Siale Angilau, 25, was shot three times in the back after an initial shot stopped his lunge toward the stand with a pen, his family said in the lawsuit.
Authorities have said Angilau was aggressive and threatening. The marshal was not charged in the shooting and has not been publicly identified.
Angilau’s parents claim the marshal should have known there was no way Angilau had a deadly weapon. With five other marshals in the court room, there were other ways to stop him without shooting him, the lawsuit said.
The U.S. Attorneys Office of Utah declined to comment on the suit. A U.S. Marshals Service spokesman did not immediately return a telephone message seeking comment.
No one else in the courtroom was hurt, including the witness, described as a fellow gang member who had been testifying about gang initiation.
Angilau was previously accused of firing at two U.S. marshals, though it’s unclear whether the officer who shot him was aware of that, his family said.
The U.S. District Court in Utah has refused to publicly release video of the shooting, citing security concerns, despite requests from media outlets and Republican Rep. Jason Chaffetz of Utah. Angilau’s family has viewed the footage.
Angilau was one of 17 people named in an indictment accusing Tongan Crip gang members of assault, conspiracy, robbery and weapons offenses.
The gang is composed of young men of Tongan, Samoan and other Pacific Island descent. Utah has one of the country’s largest communities of people of Polynesian descent.

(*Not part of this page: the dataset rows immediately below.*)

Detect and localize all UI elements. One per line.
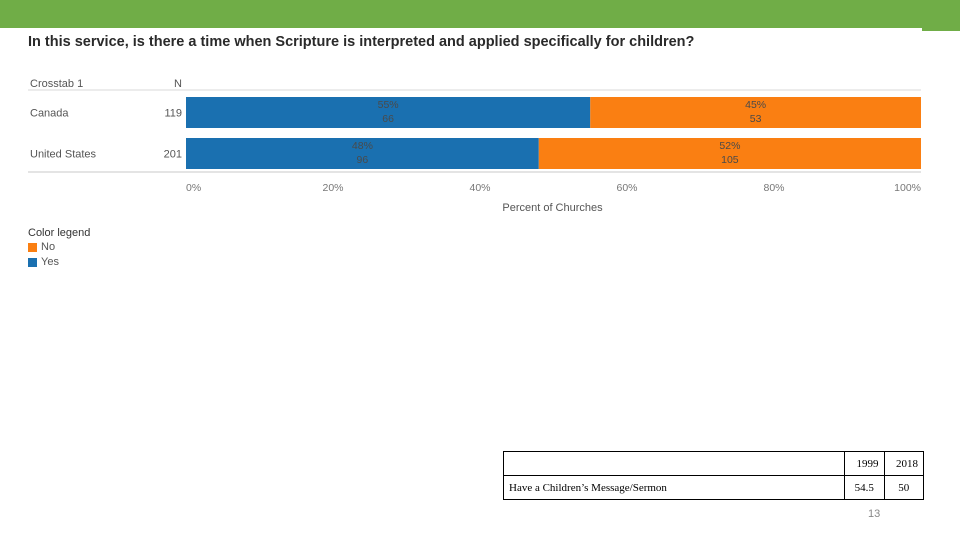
data-label-count: 96 <box>357 154 369 166</box>
bar-segment-no <box>538 138 921 169</box>
table-header-cell: 2018 <box>883 451 924 476</box>
category-label: Canada <box>30 108 69 120</box>
legend-swatch-no <box>28 242 37 252</box>
legend-label-no: No <box>41 241 56 253</box>
table-header-cell: 1999 <box>844 451 885 476</box>
legend-label-yes: Yes <box>41 256 59 268</box>
bar-segment-yes <box>186 138 539 169</box>
x-tick-label: 80% <box>763 182 784 194</box>
stacked-bar-chart: Canada 119 55% 66 45% 53 United States 201 48% 96… <box>28 89 921 214</box>
x-tick-label: 60% <box>616 182 637 194</box>
data-label-percent: 52% <box>719 140 740 152</box>
data-label-count: 105 <box>721 154 739 166</box>
data-label-count: 66 <box>382 113 394 125</box>
x-tick-label: 40% <box>469 182 490 194</box>
slide-title: In this service, is there a time when Sc… <box>28 34 695 50</box>
bar-segment-no <box>590 97 921 128</box>
data-label-percent: 48% <box>352 140 373 152</box>
x-axis-label: Percent of Churches <box>502 202 603 214</box>
x-tick-label: 0% <box>186 182 201 194</box>
data-label-percent: 55% <box>378 99 399 111</box>
table-row: Have a Children’s Message/Sermon 54.5 50 <box>503 475 924 500</box>
bar-segment-yes <box>186 97 591 128</box>
table-cell: Have a Children’s Message/Sermon <box>503 475 845 500</box>
table-header-row: 1999 2018 <box>503 451 924 476</box>
n-value: 201 <box>164 149 182 161</box>
x-tick-label: 20% <box>322 182 343 194</box>
comparison-table: 1999 2018 Have a Children’s Message/Serm… <box>503 451 924 500</box>
legend-item-yes: Yes <box>28 256 59 268</box>
legend-title: Color legend <box>28 227 91 239</box>
page-number: 13 <box>868 508 881 520</box>
top-accent-bar <box>0 0 960 28</box>
data-label-count: 53 <box>750 113 762 125</box>
n-value: 119 <box>164 108 182 120</box>
data-label-percent: 45% <box>745 99 766 111</box>
table-cell: 50 <box>883 475 924 500</box>
legend-swatch-yes <box>28 257 37 267</box>
legend-item-no: No <box>28 241 55 253</box>
row-header: Crosstab 1 <box>30 78 84 90</box>
table-header-cell <box>503 451 845 476</box>
category-label: United States <box>30 149 97 161</box>
top-accent-tab <box>922 28 960 31</box>
n-header: N <box>174 78 182 90</box>
x-tick-label: 100% <box>894 182 921 194</box>
table-cell: 54.5 <box>844 475 885 500</box>
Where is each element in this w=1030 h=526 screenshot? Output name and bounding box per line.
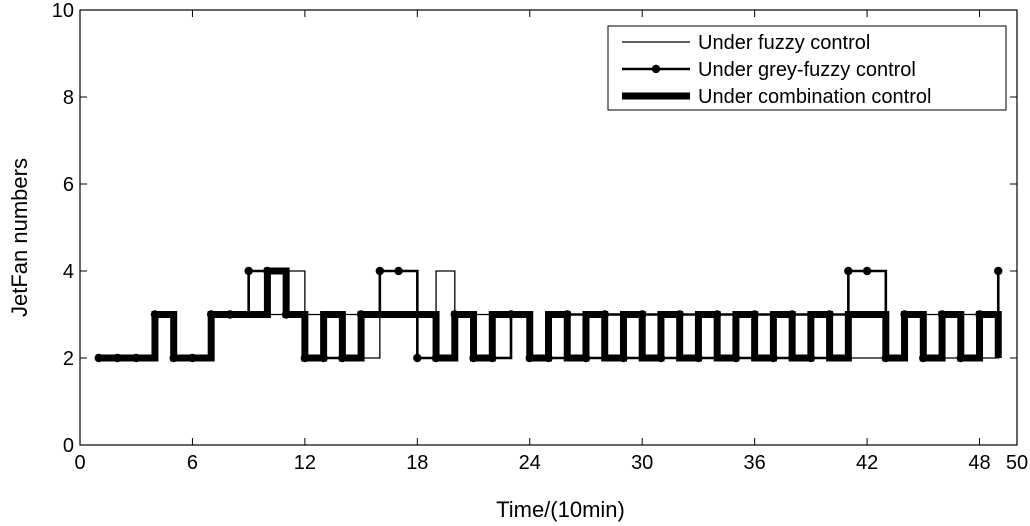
y-tick-label: 8 (63, 87, 74, 109)
legend: Under fuzzy control Under grey-fuzzy cont… (607, 25, 1007, 111)
y-tick-label: 6 (63, 174, 74, 196)
data-point (994, 266, 1003, 276)
data-point (300, 353, 310, 363)
legend-label: Under combination control (698, 86, 931, 108)
x-tick-label: 0 (74, 452, 85, 474)
series-0 (98, 270, 999, 359)
x-tick-label: 24 (519, 452, 541, 474)
y-axis-title: JetFan numbers (7, 158, 32, 317)
x-tick-label: 42 (856, 452, 878, 474)
data-point (244, 266, 253, 276)
y-tick-label: 0 (63, 435, 74, 457)
data-point (712, 310, 722, 319)
y-tick-label: 2 (63, 348, 74, 370)
data-point (375, 266, 385, 276)
data-point (263, 266, 272, 276)
data-point (413, 353, 422, 363)
x-axis-title: Time/(10min) (496, 497, 625, 522)
x-tick-label: 30 (631, 452, 653, 474)
plot-frame (79, 9, 1018, 446)
y-tick-label: 10 (52, 0, 74, 22)
data-point (394, 266, 403, 276)
x-tick-label: 18 (406, 452, 428, 474)
x-tick-label: 36 (744, 452, 766, 474)
series-layer (94, 266, 1003, 363)
x-tick-label: 12 (294, 452, 316, 474)
legend-label: Under grey-fuzzy control (698, 59, 916, 81)
data-point (469, 353, 478, 363)
data-point (431, 353, 441, 363)
legend-label: Under fuzzy control (698, 32, 870, 54)
data-point (919, 353, 928, 363)
x-tick-label: 50 (1006, 452, 1028, 474)
data-point (844, 266, 853, 276)
data-point (862, 266, 872, 276)
series-line (98, 270, 999, 359)
y-tick-label: 4 (63, 261, 74, 283)
x-tick-label: 6 (187, 452, 198, 474)
x-tick-label: 48 (968, 452, 990, 474)
legend-marker (651, 64, 661, 74)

Angilau was accused of robbing convenience stores and assaulting clerks in Salt Lake City and was the final defendant in the case to stand trial. Others had been sentenced to 10 to 30 years in prison.
His April 21, 2014, death came a week after the opening of a new $185 million federal courthouse in Salt Lake City next door to the century-old federal facility it replaced.
Defendants usually are not shackled when they appear at trial. Courts have held it’s unfair to defendants for jurors to see them restrained.